The scientific definition of the word ‘’hallucination’’ was established  by Jean-Etienne Esquirol in the Dictionnaire des sciences médicales of  1817. The term was gradually emancipated from the scientific into the  literary circle starting from the 1830s.

During the 1850s and 1860s, scientific debates intensified around the  notion of hallucination, as well as its association with cognitive  representation. Numerous scholars, such as Bierre de Boismont, Alfred  Maury or Hippolyte Taine, thus found, the basis for an argument against  a pathological reduction of hallucination in their respective studies  of the imaginative power of artists.

The objective here is to explore the idea of an interdisciplinary  continuum between mental images, dreams and hallucinations.

If artistic imagination can help describe hallucinations, just as the  taste of arsenic inspired Gustave Flaubert’s description of the  poisoning of Madame Bovary, it is the other side of the question that  shall be studied here: how did hallucination permeate the modern  artist’s imagination? How has hallucination materialized across  artistic practices? Playing on the double meaning of this verb, we wish  to study both the representation of hallucinations through artistic  mediums, as well as the artistic methods used in communicating the  hallucinatory experience to the spectator. Between retranscription and  transmission, the range of practices may include conventional arts such  as painting, sculpture, printmaking, photography, etc., as well as less  traditional artistic forms such as environments, installations, light  and sound shows, night clubs, etc.  The corpus can also include works of art produced during a  hallucination, possibly in an automatic manner, as well as works  produced post the hallucinatory experience. Whether it is pathological,  hypnagogic, or induced with the help of psychotropic substances, the  notion of hallucination intermingles two different perceptions of  reality: the exterior world and the mental universe.

Potential papers may thus examine:  

  • Hallucination in its relationship to reality;  
  • The role of the faculty of imagination in creation;  
  • The materialization of hallucinations in artistic practices; 
  • The spectator before the hallucinatory work of art; 
  • Hallucination and the representation of mental images.

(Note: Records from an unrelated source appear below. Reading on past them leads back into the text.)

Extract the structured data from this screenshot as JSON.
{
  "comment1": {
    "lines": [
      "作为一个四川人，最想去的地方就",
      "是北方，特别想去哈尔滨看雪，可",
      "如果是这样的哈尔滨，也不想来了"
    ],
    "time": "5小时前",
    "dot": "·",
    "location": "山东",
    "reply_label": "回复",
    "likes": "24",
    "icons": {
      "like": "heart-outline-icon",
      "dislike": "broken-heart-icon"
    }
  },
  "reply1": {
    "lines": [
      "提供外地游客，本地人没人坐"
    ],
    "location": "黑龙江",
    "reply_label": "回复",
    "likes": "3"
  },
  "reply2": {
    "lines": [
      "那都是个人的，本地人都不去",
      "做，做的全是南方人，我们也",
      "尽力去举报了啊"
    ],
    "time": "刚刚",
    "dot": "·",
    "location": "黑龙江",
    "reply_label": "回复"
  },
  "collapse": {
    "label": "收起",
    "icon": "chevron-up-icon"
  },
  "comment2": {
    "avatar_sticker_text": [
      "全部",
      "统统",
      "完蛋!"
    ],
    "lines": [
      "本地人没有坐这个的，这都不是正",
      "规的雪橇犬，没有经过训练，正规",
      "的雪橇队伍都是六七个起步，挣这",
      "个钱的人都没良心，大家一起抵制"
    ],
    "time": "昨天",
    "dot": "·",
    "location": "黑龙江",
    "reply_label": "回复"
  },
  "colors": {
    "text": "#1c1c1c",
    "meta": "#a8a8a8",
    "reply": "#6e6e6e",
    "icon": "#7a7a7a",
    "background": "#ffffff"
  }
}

Other angles of research may also be integrated into this symposium.   Organized by the Association 19-20, this event is open to PhD students  from all fields.

Prospective candidates can send their abstracts in French (maximum 500  characters) accompanied by a bio-bibliography to:  [email protected] <mailto:[email protected]>,by 6th of March 2016.

Note: The symposium shall be held in French language only.

19-20 is a doctoral association of Contemporary Art History based at  the Paris-Sorbonne University. Its objective is to help recognize and  diffuse the work of PhD students conducting research on 19th and 20th  century art.